Qualquer expressão indica diretamente o objeto, sobretudo quando pelo semelhante se expressa ao assemelhado. A linguagem, efetivamente, não é a expressão direta do pensamento, para só indiretamente expressar ao objeto pensado. Não há expressão de outra expressão, de sorte que a expressão da linguagem (que se exerce por equivalentes convencionais) não é a expressão do pensamento, mas do objeto exterior ao pensamento. A expressão direta do objeto se mostra bastante evidente nas artes por figuração natural, sobretudo na pintura e na escultura.

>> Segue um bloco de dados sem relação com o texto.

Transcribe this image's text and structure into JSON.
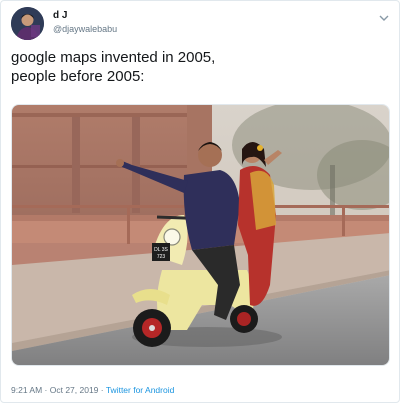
{
  "tweet": {
    "display_name": "d J",
    "handle": "@djaywalebabu",
    "text_line1": "google maps invented in 2005,",
    "text_line2": "people before 2005:",
    "timestamp": "9:21 AM · Oct 27, 2019",
    "separator": " · ",
    "source": "Twitter for Android",
    "scooter_plate_line1": "DL 3S",
    "scooter_plate_line2": "723"
  },
  "icons": {
    "more": "chevron-down-icon",
    "avatar": "avatar"
  },
  "colors": {
    "link": "#1b95e0",
    "secondary_text": "#657786",
    "primary_text": "#14171a",
    "border": "#e1e8ed"
  }
}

As figurações da arte não expressam a idéia de um objeto, mas diretamente ao mesmo objeto.
Ainda que o objeto seja atingido primeiro pelo conhecimento , não é ao conhecimento que a linguagem e as demais artes por primeiro exprimem, mas ao objeto efetivo, ainda que este seja previamente alcançado pelo conhecimento efetivado pelos sentidos e pela inteligência.
As ponderações de Górgias, não obstante suas deficiências, contribuíram certamente para estimular a reflexão em torno do valor dos conteúdos de conhecimento.
72. A preocupação moral ou humana domina o pensamento sofista, não havendo sido o de Górgias uma exceção. Aliás, é peculiar do discurso tratar dos temas desta ordem, sobre eles procurando persuadir o auditório.
Em sua Oração fúnebre, aos guerreiros mortos, se refere ao cidadão ideal, evidentemente segundo a educação sofística.
Estabelece a virtude e a lei, temas que vão retornar no Político de Platão e na Ética à Nicômaco de Aristóteles.